Ques. Who was Erisichthon?

Ans. He was a profane person and a despiser of the gods. There stood in a grove sacred to Ceres, a stately oak which overtopped the trees around as they did the garden shrubs. Erisichthon commanded his attendants to fell the tree, and when they hesitated, he snatched an axe himself, and struck the sacred wood. Blood flowed from the wounded trunk, and a voice from the Dryad dwelling in the oak, warned him of the punishment which awaited his impiety. Erisichthon persisted in his crime, and at length the tree, severed by repeated blows, and drawn with ropes, sunk to the ground, prostrating half the grove in its fall. The indignant Dryades went to Ceres in mourning garb, and invoked vengeance on the head of their impious foe. The goddess was moved, and delivered Erisichthon into the power of Famine. As the Fates had decreed that this goddess and Ceres should never meet, an Oread was sent to the ice-clad plains of Scythia, where Famine chiefly dwelt. Arriving at Mount Caucasus, the nymph found her in a stony field, tearing up with teeth and claws the scanty herbage. The pale goddess obeyed the command of Ceres, and visiting the dwelling of Erisichthon, she breathed upon him as he slept. Awaking he craved food, but the more he consumed, the more [144] his hunger raged. In vain the unhappy man spent all his substance to obtain relief; he was reduced to misery and famished as before. He had one daughter called Mestra, an only child, whom he sold to procure food. The maiden scorned to be a slave, and standing with her purchaser on the sea-shore, she lifted her hands, and invoked the aid of Neptune. The god immediately changed her form, so that she appeared to be an aged fisherman mending nets.

The master, strangely surprised at the sudden disappearance of his slave, questioned the supposed fisherman.

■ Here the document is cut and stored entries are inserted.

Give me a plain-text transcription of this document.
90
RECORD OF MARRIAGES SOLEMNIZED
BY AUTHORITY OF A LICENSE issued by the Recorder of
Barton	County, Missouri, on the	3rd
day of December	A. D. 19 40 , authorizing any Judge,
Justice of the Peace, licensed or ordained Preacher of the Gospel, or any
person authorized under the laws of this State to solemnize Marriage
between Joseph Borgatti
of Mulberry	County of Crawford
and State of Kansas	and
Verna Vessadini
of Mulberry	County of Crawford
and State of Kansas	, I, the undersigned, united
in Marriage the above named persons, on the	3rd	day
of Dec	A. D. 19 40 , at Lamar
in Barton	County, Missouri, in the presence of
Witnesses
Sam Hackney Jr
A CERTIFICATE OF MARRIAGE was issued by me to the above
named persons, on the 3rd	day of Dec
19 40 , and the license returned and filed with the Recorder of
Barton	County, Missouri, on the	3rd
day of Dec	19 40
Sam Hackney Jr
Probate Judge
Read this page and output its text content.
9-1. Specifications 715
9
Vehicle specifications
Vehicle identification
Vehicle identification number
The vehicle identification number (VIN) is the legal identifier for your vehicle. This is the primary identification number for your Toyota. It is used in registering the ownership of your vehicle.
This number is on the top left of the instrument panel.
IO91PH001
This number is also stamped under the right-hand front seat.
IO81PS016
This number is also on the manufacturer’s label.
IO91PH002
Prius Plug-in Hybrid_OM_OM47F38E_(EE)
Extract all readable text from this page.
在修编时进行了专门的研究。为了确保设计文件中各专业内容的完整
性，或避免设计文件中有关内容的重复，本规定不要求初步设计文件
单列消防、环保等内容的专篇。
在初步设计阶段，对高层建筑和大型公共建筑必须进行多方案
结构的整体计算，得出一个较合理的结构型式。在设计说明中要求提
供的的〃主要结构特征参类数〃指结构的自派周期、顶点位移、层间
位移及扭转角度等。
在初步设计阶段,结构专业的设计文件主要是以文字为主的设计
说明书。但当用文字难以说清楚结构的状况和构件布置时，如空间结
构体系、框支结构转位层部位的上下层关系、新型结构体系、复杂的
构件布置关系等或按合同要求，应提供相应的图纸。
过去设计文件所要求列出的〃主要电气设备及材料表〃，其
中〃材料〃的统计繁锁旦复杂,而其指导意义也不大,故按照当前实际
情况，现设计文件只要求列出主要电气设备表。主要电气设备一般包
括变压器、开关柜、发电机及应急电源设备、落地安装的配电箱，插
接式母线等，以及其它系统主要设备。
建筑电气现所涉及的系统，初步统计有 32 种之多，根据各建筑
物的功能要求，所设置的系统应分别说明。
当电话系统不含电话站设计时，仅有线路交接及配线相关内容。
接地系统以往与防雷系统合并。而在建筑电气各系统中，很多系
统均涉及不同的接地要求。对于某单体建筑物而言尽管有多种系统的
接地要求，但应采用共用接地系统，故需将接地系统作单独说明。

Mestra replied that she had seen no one, and he proceeded to search for the fugitive elsewhere. She then resumed her own form, and returned to her father, who was well pleased to find that he had still both his daughter and the money for which he had sold her. He again resorted to this base expedient, but as often as Mestra was sold, she was transformed, by the favor of Neptune, now into a horse, now an ox, and now a stag; and so escaped from her purchaser.

All means proved insufficient to supply the wants of the unhappy Erisichthon, who was compelled by hunger to devour his own flesh before death came to end his misery.

[145]

CHAPTER XXXIII.

Poets of Classic Fable.

HOMER—HESIOD—VIRGIL—OVID.

Ques. Who was Homer?

Ans. Everything relating to this poet is involved in obscurity. The two biographies of him which were formerly attributed to Herodotus and Plutarch, are evidently fabulous; their real authors are not known. Nothing is known certainly regarding Homer’s parentage, his birth-place, or even the exact era in which he lived. Seven cities contended for the honor of having given this great poet to the world; these were Smyrna, Chios, Col´ophon, Sal´amis, Rhodes, Argos and Athens.

Smyrna appears to have the best claim, and it is considered certain that the poet was by birth an Ionian; the Ionic is the dialect employed in his works, with a slight mixture, however, of the Æolic, and other forms. With regard to the time in which Homer lived, there is much difference of opinion among the learned, some placing him in [146] the ninth, others in the tenth century before our era. The latter opinion is the more probable.

According to the account generally given, Homer was for many years a schoolmaster in Smyrna. He afterwards abandoned this occupation, and spent some time in travelling.

He made several voyages in the company of a sea captain named Mentes; but at length his sight became so much affected that he was obliged to remain on shore at Ithaca. While in this island, he was kindly entertained by a wealthy man named Mentor, who related to him the traditionary tales on which he afterwards founded the Odyssey.